— Добрый вечер, товарищ, и глубокое уважение вашей семье. Пусть у вас все будет хорошо. Какой замечательный вечер, вы не находите?
Таксист отпрянул как от удара, закашлялся, и, словно в поисках спасения, повернулся к Луне, успевшей устроиться на заднем сиденье.
— Куда? — жалобно спросил он.
Ее опередил Висельник, назвав адрес ('ну и трущобы!') и девушке оставалось только кивнуть. Такси тронулось, водитель продолжал вжиматься в левую дверь, словно собирался вывалиться из нее. Луна набрала побольше воздуха.
— Так, а теперь я жду объяснений!
Висельник молчал.
— Какого б...ть х...я ты от меня требуешь тащиться на ночь глядя тебя встречать? Я тебе б...ть служанка что ли?
Ноль реакции.
— Ты меня слушаешь вообще?!
— Можно тише? — прошипел сквозь зубы таксист.
Луна взглянула на него — мужик как мужик, рядовое нищебродское быдло, вонючее и прокуренное. Только бледный и вспотевший. И руками вцепившийся в руль так, будто пытался его оторвать. Она попыталась тряхнуть Висельника за плечо и тут же отдернула от боли руку. От настоящей, острой боли, облившей ее пальцы бурлящим кипятком.
— Ай, е..ть на...й! — она испуганно отдернула руку.
Висельник так и не удосужился обернуться.

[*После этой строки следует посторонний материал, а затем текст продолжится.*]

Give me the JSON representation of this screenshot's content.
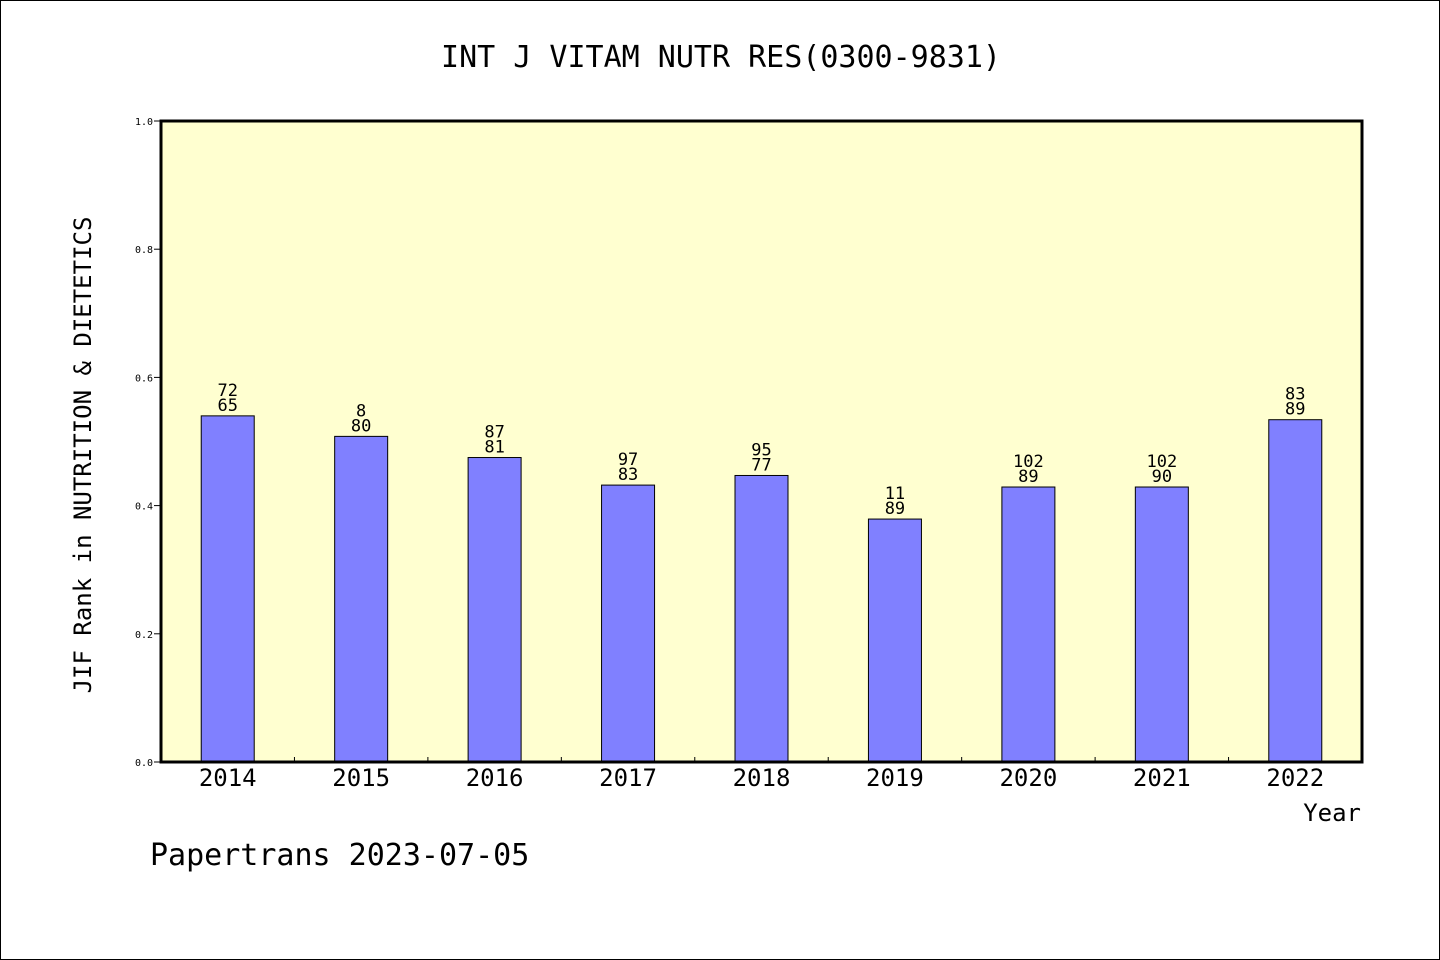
{
  "chart_data": {
    "type": "bar",
    "title": "INT J VITAM NUTR RES(0300-9831)",
    "xlabel": "Year",
    "ylabel": "JIF Rank in NUTRITION & DIETETICS",
    "footer": "Papertrans 2023-07-05",
    "ylim": [
      0,
      1.0
    ],
    "yticks": [
      "0.0",
      "0.2",
      "0.4",
      "0.6",
      "0.8",
      "1.0"
    ],
    "categories": [
      "2014",
      "2015",
      "2016",
      "2017",
      "2018",
      "2019",
      "2020",
      "2021",
      "2022"
    ],
    "values": [
      0.54,
      0.508,
      0.475,
      0.432,
      0.447,
      0.379,
      0.429,
      0.429,
      0.534
    ],
    "rank_labels": [
      [
        "72",
        "65"
      ],
      [
        "8",
        "80"
      ],
      [
        "87",
        "81"
      ],
      [
        "97",
        "83"
      ],
      [
        "95",
        "77"
      ],
      [
        "11",
        "89"
      ],
      [
        "102",
        "89"
      ],
      [
        "102",
        "90"
      ],
      [
        "83",
        "89"
      ]
    ],
    "grid": false,
    "colors": {
      "plot_background": "#ffffd0",
      "bar_fill": "#8080ff",
      "bar_stroke": "#000000"
    }
  }
}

Луна в ярости схватила смартфон. Она не пыталась больше думать, действуя исключительно на эмоциях. Ею двигало только желание немедленно призвать на голову того, кто отнесся к ней непочтительно, все возможные кары. Она собиралась звонить Сергею, отцу, в полицию наконец — лишь бы доставить этому загадочно отмалчивающемуся подонку побольше проблем... Смартфон был мертв. То ли батарейка села не вовремя, то ли не стоило его швырять об стену.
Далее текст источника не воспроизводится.